Gov. Larry Hogan's campaign message was among the most focused of any statewide race in the country: Lower taxes, improve the business climate and create jobs. What he needs now is cooperation from the General Assembly.
Political and policy developments are setting the stage for what will define the next four years. Foremost among them are emerging disagreements between the governor and the General Assembly on the budget and taxes and the expected release of findings from Senate President Thomas V. Mike Miller and House Speaker Michael E. Busch on how to improve the business climate.
Nobody said this election was a mandate for gridlock, so let's determine what success is by examining what it is not. Success is not replacing auto factories and steel plants with casinos and call centers. Success is not propping up Baltimore City with politically-derived artificial spending supports that mask its true problems.
As planning took place for the governor's inauguration events, Hertz was building its new headquarters in Southwest Florida, and Georgia economic development officials sealed the deal for Atlanta to be the new home for Mercedes. Meanwhile, the Maryland Lottery and Gaming Control Commission was hard at work approving requests by the state's largest casinos to reduce slot machines and add more profitable table games.
One of Maryland's casinos tells customers that it will "make your poker dreams come true." While Hertz, on the other hand, manages a global fleet of automobiles and industrial equipment. Which company do you think has more of a need for coveted, high-paying IT jobs? Which ones will bring in more cash from customers using its products and services around the world? This election was based not on poker dreams, but on the American dream, which many see slipping away from Maryland.
Governor Hogan's Change Maryland organization detailed how high taxes affect job creation and accelerate the deterioration of the tax base. In one telling statistic, Baltimore City clearly has a problem. Despite the valiant efforts of Mayor Stephanie Rawlings-Blake, no U.S. city can expect to maintain essential services on its own as its tax base slips away at nearly 1.5 percent between tax years, as Baltimore saw according to a Change Maryland analysis of IRS data. In dollar terms, that equates to nearly $125 million in incomes that vanished. Overall, the state's tax base is declining as well.
The General Assembly for years has missed key economic indicators such as the declining tax base. According to Maryland Business For Responsive Government, only 18 percent of state delegates and senators are business owners. The organization's annual Roll Call report lists key business votes and chronicles years of open warfare that have made national headlines. Anti-business legislators have caused great damage to Maryland's perception among the financial media, site selection consultants and main street retail establishments. Now is the time to fix that.

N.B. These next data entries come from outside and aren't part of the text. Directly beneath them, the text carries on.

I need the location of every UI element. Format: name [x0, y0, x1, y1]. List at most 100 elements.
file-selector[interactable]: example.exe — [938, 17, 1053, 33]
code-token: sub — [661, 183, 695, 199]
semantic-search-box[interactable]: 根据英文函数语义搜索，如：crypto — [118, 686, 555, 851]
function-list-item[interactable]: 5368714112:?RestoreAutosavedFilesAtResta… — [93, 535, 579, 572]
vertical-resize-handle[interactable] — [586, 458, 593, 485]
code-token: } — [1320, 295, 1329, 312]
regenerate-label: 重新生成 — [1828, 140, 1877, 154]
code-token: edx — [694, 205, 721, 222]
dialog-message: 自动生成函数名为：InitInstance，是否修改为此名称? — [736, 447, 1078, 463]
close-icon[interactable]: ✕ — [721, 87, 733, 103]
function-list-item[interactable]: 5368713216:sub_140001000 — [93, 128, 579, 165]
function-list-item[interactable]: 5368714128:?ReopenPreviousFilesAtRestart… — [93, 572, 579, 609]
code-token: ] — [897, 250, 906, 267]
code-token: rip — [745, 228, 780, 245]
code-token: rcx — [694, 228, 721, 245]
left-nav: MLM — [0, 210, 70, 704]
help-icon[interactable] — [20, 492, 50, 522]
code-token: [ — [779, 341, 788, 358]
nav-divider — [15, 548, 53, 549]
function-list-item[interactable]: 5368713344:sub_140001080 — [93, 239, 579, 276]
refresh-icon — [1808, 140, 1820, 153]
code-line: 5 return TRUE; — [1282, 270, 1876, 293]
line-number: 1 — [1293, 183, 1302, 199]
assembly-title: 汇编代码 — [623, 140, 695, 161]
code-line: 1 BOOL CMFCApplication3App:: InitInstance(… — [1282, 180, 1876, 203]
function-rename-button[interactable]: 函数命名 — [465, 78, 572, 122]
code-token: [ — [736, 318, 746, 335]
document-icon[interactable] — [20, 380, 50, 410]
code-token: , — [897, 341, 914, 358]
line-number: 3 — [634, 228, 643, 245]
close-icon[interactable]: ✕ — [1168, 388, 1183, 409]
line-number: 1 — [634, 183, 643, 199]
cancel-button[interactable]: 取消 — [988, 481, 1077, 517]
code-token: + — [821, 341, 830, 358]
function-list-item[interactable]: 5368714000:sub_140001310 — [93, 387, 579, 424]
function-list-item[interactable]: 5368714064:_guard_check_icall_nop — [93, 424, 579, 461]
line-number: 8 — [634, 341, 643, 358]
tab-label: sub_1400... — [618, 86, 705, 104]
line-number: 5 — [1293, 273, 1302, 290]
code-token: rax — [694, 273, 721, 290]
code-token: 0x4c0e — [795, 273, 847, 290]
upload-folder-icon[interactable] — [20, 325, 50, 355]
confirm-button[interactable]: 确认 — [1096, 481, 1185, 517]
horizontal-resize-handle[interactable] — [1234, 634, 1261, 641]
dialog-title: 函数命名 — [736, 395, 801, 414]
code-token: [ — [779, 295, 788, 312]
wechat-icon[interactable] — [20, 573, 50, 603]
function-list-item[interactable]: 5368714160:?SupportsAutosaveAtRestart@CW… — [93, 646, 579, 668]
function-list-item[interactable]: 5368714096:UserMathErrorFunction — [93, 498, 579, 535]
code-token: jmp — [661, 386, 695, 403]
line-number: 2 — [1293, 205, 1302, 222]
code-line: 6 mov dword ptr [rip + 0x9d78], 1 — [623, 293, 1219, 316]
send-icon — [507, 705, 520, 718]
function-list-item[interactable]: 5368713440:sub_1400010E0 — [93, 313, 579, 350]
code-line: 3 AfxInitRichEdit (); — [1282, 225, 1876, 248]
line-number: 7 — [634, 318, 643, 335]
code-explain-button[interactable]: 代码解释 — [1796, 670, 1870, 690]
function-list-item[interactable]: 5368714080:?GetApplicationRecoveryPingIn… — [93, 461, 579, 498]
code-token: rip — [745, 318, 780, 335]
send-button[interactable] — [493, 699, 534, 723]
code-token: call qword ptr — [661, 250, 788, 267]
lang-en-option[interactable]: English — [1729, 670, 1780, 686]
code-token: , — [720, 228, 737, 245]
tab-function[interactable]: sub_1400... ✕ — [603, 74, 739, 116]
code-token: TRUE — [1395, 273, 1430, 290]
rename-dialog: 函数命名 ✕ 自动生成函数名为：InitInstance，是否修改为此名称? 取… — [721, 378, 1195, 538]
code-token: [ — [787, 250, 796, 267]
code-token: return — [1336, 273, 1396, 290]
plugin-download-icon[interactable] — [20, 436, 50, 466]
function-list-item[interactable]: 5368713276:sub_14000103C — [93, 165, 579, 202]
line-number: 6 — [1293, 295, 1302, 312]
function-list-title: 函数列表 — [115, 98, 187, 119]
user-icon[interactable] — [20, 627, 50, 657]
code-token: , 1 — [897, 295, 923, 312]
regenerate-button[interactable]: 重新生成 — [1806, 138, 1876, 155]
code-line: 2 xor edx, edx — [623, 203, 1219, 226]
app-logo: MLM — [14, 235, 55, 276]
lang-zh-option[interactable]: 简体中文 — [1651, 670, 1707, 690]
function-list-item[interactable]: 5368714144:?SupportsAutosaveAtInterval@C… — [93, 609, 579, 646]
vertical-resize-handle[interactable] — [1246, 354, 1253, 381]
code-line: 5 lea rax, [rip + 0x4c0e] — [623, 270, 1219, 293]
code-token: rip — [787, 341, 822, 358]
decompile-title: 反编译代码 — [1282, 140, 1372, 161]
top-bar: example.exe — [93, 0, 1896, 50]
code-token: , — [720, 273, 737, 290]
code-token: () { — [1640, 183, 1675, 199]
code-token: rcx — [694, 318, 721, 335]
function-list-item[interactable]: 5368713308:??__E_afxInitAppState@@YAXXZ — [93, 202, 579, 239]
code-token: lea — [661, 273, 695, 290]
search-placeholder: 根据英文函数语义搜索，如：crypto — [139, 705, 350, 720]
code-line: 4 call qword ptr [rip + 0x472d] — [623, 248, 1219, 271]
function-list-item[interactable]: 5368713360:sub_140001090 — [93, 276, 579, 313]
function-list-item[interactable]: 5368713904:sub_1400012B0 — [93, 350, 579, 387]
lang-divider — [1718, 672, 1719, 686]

The economic development commission will be releasing two reports. The first one, on the business climate, is slated for release this month. The Senate president and House speaker wisely adjusted the time frame to allow the committee to examine tax policy in a second report to be released later this year. This commission has an opportunity to define success by taking a serious look at the tax burden and making recommendations on how to improve our state's competitive position. Fortunately, their review will go beyond taxes.
Serious efforts to improve the business climate must go beyond tax policy to reduce regulations and cut bureaucratic tentacles that impede government approvals for routine processes such as licensing and permitting. The governor has a great deal of control to simplify regulations and direct state departments and agencies to improve outcomes for business dealing with the government.
The commission has been on a listening tour with Maryland businesses in which the feedback is not flattering. Of course it's not. After decades of harmful tax and regulatory policy, much work remains. Political momentum creates opportunities, and that moment has arrived. Now that Maryland is "open for business," we must invite businesses back in and encourage them to stay. When they start coming and stop leaving, we will know what success is.